1.    Policies which, in principle, provide coverage for non-damage business interruption losses in fact cover COVID-19 related losses; and

2.    As a matter of law and fact the necessary causal link to any loss suffered by customers which is the subject of claims under the policies can be established.

For the purposes of resolving these issues the FCA will attempt to agree with the insurer defendants certain facts and assumed facts such as the date of any steps taken by the UK government in relation to the pandemic, which have been published by the FCA. Further, the FCA has published representative terms from insurance policies where there is doubt around coverage which it will ask the Court to rule upon. The framework agreement sets out a process for agreeing these issues.

The framework agreement acknowledges that not all issues of fact or law will be resolved by the test case but the stated mutual objective of the FCA and the insurers is to set a precedent which will reduce the number of disputes around the coverage of COVID-19 related business interruption losses.
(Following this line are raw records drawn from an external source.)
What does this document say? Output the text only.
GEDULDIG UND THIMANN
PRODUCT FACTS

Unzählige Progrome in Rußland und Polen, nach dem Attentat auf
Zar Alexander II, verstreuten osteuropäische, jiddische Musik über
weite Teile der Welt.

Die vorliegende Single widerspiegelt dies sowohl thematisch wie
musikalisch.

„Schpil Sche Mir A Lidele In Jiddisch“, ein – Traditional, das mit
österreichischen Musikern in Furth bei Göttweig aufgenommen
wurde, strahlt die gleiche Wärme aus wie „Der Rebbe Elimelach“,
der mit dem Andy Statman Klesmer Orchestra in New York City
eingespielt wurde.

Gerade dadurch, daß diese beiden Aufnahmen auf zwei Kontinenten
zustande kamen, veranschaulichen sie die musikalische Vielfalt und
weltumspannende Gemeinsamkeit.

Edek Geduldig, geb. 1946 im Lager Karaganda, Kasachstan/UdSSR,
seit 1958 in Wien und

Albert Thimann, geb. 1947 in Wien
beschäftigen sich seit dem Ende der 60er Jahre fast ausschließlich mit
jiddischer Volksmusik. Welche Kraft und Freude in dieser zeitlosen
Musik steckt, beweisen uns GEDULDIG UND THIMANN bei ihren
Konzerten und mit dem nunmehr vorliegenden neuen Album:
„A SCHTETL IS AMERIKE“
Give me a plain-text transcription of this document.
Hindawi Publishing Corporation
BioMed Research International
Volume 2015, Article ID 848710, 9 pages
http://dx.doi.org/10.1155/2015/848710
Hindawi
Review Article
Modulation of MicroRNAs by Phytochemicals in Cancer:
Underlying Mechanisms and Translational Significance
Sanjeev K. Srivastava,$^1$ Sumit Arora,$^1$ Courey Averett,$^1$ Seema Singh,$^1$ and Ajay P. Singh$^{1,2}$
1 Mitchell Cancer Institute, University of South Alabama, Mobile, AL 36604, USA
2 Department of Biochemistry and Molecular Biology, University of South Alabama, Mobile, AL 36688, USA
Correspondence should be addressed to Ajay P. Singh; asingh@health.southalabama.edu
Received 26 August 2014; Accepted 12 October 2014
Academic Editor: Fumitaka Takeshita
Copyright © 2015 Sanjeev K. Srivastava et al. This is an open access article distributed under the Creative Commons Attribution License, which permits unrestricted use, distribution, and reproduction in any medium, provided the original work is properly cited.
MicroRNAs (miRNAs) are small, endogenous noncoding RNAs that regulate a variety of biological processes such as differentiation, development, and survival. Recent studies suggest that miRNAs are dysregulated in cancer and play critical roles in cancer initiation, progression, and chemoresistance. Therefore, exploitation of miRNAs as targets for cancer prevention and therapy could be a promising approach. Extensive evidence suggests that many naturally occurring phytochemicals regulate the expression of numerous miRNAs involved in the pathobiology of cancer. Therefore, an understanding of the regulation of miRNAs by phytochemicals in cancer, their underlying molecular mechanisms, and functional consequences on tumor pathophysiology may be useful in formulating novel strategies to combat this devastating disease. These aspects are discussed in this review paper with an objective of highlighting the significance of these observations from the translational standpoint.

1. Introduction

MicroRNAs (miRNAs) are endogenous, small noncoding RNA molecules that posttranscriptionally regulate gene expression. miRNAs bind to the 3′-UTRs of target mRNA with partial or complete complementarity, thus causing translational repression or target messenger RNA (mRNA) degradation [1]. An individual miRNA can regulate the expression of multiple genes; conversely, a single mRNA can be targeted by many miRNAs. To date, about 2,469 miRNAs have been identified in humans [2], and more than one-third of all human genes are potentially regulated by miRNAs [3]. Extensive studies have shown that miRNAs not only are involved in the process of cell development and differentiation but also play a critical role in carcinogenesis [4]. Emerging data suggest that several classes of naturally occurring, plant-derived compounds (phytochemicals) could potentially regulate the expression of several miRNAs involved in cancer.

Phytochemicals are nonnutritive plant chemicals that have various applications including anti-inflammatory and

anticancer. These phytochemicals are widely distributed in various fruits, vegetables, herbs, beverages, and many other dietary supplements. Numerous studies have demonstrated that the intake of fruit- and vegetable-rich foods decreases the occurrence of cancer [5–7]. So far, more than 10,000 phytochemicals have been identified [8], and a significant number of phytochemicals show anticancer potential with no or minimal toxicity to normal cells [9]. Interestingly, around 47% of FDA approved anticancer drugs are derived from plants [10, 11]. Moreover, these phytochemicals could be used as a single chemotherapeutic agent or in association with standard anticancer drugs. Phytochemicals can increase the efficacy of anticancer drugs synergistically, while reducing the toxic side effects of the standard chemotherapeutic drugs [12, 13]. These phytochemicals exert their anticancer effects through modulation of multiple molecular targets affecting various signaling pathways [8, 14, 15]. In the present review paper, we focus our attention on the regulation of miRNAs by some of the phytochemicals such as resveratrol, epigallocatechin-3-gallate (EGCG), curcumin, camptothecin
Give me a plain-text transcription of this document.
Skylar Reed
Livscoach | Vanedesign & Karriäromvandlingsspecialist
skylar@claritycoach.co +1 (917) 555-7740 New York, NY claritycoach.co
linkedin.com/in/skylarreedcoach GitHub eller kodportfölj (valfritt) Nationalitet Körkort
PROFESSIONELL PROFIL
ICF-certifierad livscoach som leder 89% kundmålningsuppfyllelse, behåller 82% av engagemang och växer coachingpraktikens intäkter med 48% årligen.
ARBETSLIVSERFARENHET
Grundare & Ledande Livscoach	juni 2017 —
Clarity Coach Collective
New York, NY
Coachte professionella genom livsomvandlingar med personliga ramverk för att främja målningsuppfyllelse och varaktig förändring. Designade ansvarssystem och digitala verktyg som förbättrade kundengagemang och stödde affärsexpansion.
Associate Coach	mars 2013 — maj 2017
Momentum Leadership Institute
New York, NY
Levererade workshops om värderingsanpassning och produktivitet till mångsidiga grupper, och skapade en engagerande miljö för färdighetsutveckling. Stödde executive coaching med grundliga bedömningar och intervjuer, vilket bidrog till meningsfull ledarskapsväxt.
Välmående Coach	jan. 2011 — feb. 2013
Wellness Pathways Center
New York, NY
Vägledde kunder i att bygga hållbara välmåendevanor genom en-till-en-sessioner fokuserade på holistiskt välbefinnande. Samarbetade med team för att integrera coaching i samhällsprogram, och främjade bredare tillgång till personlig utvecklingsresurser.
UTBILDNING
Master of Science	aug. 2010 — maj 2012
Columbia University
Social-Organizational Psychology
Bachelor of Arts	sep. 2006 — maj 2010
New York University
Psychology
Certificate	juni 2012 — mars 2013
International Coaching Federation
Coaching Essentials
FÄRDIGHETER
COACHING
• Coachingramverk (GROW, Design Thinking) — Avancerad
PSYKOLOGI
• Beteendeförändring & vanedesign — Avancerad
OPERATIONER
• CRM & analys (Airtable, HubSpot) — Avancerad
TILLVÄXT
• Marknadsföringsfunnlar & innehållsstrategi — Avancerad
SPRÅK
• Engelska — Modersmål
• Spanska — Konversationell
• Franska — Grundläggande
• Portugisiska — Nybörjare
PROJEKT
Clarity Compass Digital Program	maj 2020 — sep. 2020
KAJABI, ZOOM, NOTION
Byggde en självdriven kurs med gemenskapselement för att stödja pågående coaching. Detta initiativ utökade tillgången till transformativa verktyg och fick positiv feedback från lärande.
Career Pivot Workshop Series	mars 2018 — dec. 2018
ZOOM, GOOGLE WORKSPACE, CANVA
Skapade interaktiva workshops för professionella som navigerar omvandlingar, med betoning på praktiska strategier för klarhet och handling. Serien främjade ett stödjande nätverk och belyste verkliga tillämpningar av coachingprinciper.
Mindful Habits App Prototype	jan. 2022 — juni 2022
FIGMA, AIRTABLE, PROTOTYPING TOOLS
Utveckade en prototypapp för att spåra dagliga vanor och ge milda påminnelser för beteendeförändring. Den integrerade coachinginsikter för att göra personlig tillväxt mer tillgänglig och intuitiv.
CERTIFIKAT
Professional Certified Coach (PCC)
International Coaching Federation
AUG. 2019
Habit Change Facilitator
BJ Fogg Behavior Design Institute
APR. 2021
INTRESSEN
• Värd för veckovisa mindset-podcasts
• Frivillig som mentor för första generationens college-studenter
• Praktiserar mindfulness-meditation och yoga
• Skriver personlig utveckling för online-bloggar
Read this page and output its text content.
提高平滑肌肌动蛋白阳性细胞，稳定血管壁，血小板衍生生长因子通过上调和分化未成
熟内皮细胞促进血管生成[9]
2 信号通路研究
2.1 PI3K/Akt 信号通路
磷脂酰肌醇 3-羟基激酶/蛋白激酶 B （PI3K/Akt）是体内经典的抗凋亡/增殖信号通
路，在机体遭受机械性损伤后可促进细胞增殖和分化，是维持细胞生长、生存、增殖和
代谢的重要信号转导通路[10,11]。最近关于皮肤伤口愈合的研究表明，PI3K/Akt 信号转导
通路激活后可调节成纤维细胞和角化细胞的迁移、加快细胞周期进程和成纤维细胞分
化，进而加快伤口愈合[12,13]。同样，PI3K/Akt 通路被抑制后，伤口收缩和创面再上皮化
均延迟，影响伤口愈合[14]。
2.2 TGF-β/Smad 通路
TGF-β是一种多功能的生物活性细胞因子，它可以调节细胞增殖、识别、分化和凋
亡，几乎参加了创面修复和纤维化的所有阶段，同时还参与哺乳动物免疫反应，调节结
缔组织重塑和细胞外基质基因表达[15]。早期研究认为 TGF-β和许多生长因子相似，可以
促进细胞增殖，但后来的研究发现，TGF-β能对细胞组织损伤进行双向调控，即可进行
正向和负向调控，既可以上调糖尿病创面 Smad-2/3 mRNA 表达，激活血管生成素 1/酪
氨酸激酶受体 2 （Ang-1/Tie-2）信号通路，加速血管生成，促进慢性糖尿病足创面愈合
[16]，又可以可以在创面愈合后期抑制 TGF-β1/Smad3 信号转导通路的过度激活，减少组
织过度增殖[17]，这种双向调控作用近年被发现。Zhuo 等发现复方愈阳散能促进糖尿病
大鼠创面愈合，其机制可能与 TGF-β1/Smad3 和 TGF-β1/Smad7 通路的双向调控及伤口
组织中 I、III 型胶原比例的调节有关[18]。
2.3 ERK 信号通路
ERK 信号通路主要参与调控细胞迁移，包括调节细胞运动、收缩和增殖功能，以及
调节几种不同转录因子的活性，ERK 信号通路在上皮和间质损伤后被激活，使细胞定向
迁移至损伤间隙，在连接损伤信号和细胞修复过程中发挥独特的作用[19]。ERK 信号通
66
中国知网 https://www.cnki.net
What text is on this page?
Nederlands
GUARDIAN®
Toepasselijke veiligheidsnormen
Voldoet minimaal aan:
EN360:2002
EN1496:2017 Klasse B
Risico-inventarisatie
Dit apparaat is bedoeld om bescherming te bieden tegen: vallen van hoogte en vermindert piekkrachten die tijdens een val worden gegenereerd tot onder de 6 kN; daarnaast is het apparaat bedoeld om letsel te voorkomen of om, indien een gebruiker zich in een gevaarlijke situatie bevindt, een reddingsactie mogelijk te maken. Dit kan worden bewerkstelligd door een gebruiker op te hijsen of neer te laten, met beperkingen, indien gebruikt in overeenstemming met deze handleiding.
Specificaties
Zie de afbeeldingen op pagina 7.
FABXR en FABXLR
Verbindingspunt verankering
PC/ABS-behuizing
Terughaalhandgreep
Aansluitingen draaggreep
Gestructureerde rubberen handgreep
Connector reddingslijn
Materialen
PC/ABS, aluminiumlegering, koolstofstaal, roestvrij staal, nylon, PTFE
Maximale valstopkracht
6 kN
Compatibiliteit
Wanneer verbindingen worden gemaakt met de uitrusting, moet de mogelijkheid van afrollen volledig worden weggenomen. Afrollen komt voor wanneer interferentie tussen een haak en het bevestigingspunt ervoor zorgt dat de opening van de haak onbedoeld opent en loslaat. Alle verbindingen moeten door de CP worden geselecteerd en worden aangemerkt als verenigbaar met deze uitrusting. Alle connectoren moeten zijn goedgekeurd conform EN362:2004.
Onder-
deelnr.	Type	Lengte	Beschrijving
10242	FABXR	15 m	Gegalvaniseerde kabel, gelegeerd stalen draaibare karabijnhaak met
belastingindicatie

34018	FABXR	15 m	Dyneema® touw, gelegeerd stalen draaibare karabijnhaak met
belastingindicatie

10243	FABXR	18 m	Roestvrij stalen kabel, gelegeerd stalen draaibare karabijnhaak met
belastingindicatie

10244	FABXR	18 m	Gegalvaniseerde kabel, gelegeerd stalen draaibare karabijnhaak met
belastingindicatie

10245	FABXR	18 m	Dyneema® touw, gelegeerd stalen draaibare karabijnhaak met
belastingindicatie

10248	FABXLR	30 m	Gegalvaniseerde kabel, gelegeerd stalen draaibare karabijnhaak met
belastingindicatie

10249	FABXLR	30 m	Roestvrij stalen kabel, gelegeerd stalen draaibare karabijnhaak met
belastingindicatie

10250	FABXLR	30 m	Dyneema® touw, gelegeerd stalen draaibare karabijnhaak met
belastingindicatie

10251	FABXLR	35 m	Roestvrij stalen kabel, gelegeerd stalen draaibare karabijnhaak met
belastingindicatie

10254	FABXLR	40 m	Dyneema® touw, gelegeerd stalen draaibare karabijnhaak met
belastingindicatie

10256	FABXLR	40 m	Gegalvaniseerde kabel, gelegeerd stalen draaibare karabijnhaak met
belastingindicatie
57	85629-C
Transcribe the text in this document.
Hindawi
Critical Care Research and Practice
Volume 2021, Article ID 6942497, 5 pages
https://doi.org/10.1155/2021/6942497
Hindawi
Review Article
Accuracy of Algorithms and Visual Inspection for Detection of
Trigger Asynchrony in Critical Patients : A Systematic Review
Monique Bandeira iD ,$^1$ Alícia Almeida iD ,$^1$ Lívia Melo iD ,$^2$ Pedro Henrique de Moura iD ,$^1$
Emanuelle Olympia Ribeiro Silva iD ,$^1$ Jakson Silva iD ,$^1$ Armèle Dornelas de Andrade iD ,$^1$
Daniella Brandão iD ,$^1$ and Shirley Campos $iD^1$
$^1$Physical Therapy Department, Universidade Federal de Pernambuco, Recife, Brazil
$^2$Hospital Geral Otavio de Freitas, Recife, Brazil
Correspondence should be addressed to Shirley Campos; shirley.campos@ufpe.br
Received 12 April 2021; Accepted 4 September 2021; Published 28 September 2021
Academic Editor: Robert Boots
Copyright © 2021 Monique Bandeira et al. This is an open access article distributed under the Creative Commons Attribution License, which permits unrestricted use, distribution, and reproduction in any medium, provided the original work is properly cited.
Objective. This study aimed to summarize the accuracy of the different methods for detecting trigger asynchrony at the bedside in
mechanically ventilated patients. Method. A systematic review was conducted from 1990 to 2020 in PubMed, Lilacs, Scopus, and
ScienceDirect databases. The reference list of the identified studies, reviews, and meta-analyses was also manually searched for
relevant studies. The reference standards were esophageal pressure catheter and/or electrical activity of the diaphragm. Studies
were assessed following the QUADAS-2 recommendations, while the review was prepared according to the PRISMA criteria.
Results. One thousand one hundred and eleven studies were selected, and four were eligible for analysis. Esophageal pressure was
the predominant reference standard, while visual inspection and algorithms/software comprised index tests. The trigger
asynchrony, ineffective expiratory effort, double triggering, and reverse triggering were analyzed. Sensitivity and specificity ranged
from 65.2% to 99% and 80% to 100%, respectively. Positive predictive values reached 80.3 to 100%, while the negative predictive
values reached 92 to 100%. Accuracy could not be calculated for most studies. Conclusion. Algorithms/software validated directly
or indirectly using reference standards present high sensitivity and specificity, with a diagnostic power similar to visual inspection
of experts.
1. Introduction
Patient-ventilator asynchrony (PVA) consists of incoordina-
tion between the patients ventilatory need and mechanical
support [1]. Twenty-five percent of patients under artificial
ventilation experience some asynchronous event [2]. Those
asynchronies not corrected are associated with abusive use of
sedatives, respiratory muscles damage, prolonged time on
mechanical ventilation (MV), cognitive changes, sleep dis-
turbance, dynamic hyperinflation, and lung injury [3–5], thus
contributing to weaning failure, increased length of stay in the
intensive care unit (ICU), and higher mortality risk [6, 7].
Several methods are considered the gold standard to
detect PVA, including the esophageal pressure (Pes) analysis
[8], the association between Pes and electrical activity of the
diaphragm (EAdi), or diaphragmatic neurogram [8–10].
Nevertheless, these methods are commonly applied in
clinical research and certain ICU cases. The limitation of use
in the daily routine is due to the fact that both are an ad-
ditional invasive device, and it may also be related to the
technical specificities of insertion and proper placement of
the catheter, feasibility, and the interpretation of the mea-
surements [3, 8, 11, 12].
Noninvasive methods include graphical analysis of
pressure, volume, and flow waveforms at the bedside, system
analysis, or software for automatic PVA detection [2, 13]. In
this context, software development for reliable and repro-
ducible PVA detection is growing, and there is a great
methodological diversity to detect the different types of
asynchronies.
Issues around aggregation or certain causation issues specific to loss of rent will not be determined in the test case.

Further, many insurers who use the representative terms in their own policies are not defendants to the claim but the FCA expects that the case will provide guidance for insurers in interpreting other policies.

Pursuant to the timetable, the FCA aims to file Particulars of Claim by 5 June 2020 in the Commercial Court with directions thereafter for service of defences, a reply and a Case Management Conference. The defendant insurers have agreed to support an application that the case is expedited with a view to being tried in a 5-10 day hearing in the second week of July.

The framework agreement preserves the parties’ rights to appeal any decision of the Commercial Court and states that the FCA and insurers have each agreed to bear their own costs.

Impact on the Clean Energy Sector

The test case being brought by the FCA is an unprecedented attempt to resolve the key coverage issues arising out of COVID-19 and it is laudable that the FCA and the insurer defendants have been able to agree a framework which will hopefully enable these issues to be resolved, and resolved quickly as well. The test case will be determined by the Commercial Court pursuant to existing legal principles and it will be very interesting to see whether the case leads to a development of the law in any way.

Many energy projects have been significantly affected by the pandemic and lockdown measures across the globe. For example, completion of ongoing projects may be delayed and those projects may be looking at significant delay in start up losses.   

Whilst the test case involves wordings from SME policies, this wording often mirrors that in the Advanced Loss of Profits/Delay in start up sections of project policies so the findings of the Court are likely to be of application to these types of insurance. Organizations will want to consider the “agreed facts” and “assumed facts” in the test case, as well as their own policy wordings to assess whether their particular circumstances are likely to be clarified by judgement in the test case. Such policyholders may be best advised to wait before pursuing claims if the reasons their claims have been declined are similar to those to be determined in the test case. However, those whose issues fall outwith the scope of the test case may want to pursue claims without waiting for the outcome, especially if access to insurance funds is business critical.

If any of the coverage issues are determined in favour of policyholders, this should lead to insurers swiftly adjusting and paying related claims, hopefully without the need for policyholders to incur legal costs. If the Commercial Court upholds the insurers’ interpretation of coverage, then at least disappointed policyholders will not have incurred costs challenging insurers.